GROSS DOMESTIC PRODUCT (GDP)
Prosperity is typically measured in terms of how much GDP is earned per person (GDP per Capita). Among the people, the amount of expendable income per person (Consumption per Capita) is also important. A country's current GDP may be invested 3 ways:
ENERGY INTENSITY
Energy Intensity represents how efficiently energy is used to generate GDP in the economy. This is based on the starting values in 2003, and currently does not change within the simulation.

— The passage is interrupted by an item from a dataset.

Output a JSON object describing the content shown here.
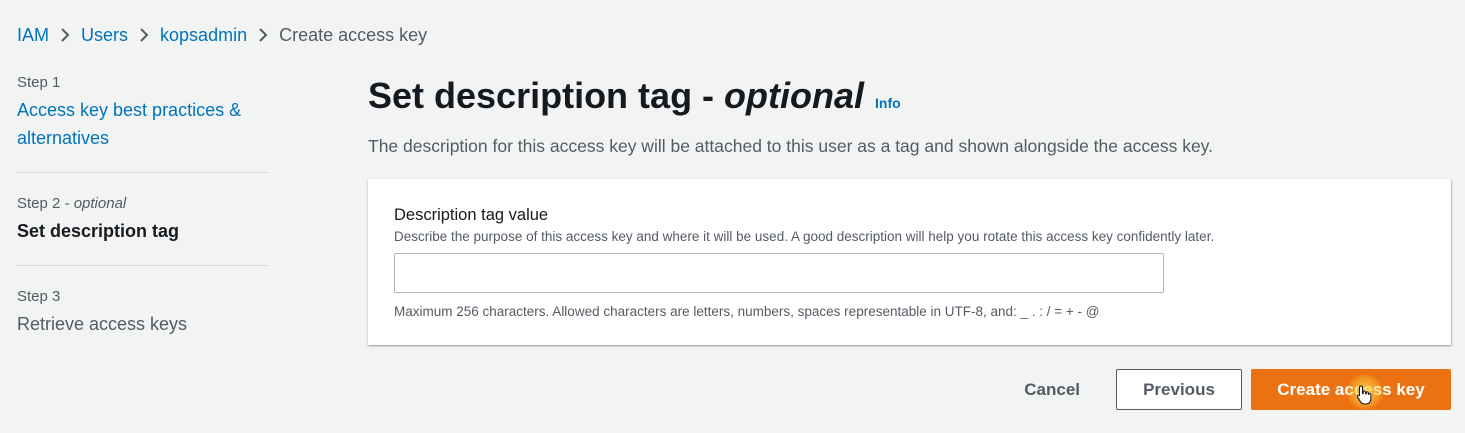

COMBUSTIBLES, RENEWABLES, & WASTE (CRW)
In all places, some people get some of their energy from sources that are gathered rather than bought (e.g. wood, cow dung). This is particularly true in the poorer countries. In the current simulation, the amount of energy derived from CRW does not change.
RENEWABLE FUEL
P(ren) = 2P(initial oil) + P(initial ren) x exp(-7 x Epv(t)/E(t))

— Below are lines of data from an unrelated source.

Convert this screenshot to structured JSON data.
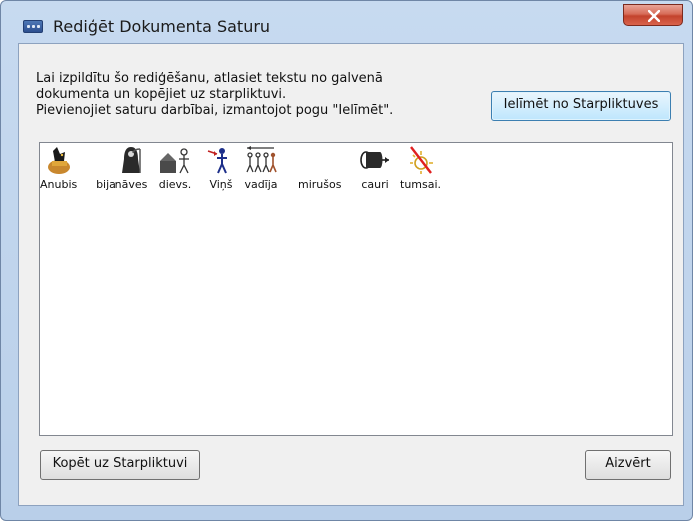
{
  "window": {
    "title": "Rediģēt Dokumenta Saturu",
    "close_symbol": "×"
  },
  "instructions": [
    "Lai izpildītu šo rediģēšanu, atlasiet tekstu no galvenā",
    "dokumenta un kopējiet uz starpliktuvi.",
    "Pievienojiet saturu darbībai, izmantojot pogu \"Ielīmēt\"."
  ],
  "buttons": {
    "paste_label": "Ielīmēt no Starpliktuves",
    "copy_label": "Kopēt uz Starpliktuvi",
    "close_label": "Aizvērt"
  },
  "symbols": [
    {
      "word": "Anubis",
      "icon": "anubis-icon"
    },
    {
      "word": "bija",
      "icon": "blank"
    },
    {
      "word": "nāves",
      "icon": "death-icon"
    },
    {
      "word": "dievs.",
      "icon": "god-icon"
    },
    {
      "word": "Viņš",
      "icon": "he-icon"
    },
    {
      "word": "vadīja",
      "icon": "lead-icon"
    },
    {
      "word": "mirušos",
      "icon": "blank"
    },
    {
      "word": "cauri",
      "icon": "through-icon"
    },
    {
      "word": "tumsai.",
      "icon": "darkness-icon"
    }
  ]
}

where Epv(t) is renewable energy use and E(t) is total energy use, both at time t
Renewable fuel includes nuclear as well as hydro-electric, solar, and wind energy sources. Although renewable energy is initially more expensive, costs decrease as use increases. In the simulation, renewable fuels have no impact on the environment.
FOSSIL FUEL
P(oil) = 2.9 x exp(Ei / Erem)
where P(oil) = the price of oil per MBTU, Ei = initial oil reserves, and Erem is remaining oil reserves
Fossil fuel has a major impact on the environment, because burning it produces CO2. Fossil fuel is currently cheaper and more readily available than renewable energy sources. However, fossil fuel reserves are finite, and therefore costs will increase as the size of those reserves decreases. In the simulation, only oil is being considered.
CARBON EMISSIONS
CO2 = k x Energy
Impact is expressed in terms of the carbon footprint, which comes from using fossil fuels. Carbon emissions (footprint) are calculated for fuel-grade oil, so 1 MBTU from oil produces 156 lb. CO2 (i.e. k = 0.00641).
GLOBAL WARMING
Temp Increase = 2.8 x (AC - 280) / 280
and 1.3E+10 tons CO2 = 1ppmv
where AC = atmospheric concentrations of CO2 = 370ppmv in 2003
and climate sensitivity => 2.8C for doubling CO2 concentration from preindustrial revolution (280ppmv)
As CO2 builds up in the atmosphere, average global temperatures increase. It is estimated that if these temperatures increase only 4C above pre-industrial levels, 40% of the world's species will be wiped out.
PLAYER SCORE
S(i) = (a x (GPC(i)t - GPC(i)t-1)) + (b x (CPC(i)t - CPC(i)t-1)) - (c x (CO2(i)t - CO2(i)t-1))
where GPC = GDP per Capita, CPC = Consumption per Capita, and CO2 = carbon emissions for the country
Score is based on balancing local needs (GPC and CPC) with global responsibility (CO2 emissions).
CAP & TRADE
With this strategy, the amount of CO2 that a country can produce is capped. This cap shrinks slowly with the goal of reducing all CO2 emissions to 80% of current use by some target year. The target year can be different for prosperous countries versus less prosperous countries. Countries must also pay a unit price for each ton of carbon emitted. The simulation currently does not support trading of cap credits.
Money generated from the sale of fossil fuels is used to subsidize the less prosperous countries. The size of the subsidy depends on the prosperity of the country, as well as the size of the population. So, the poorest countries get the largest subsidy per person, while countries with GDP/capita greater than the average get no subsidy.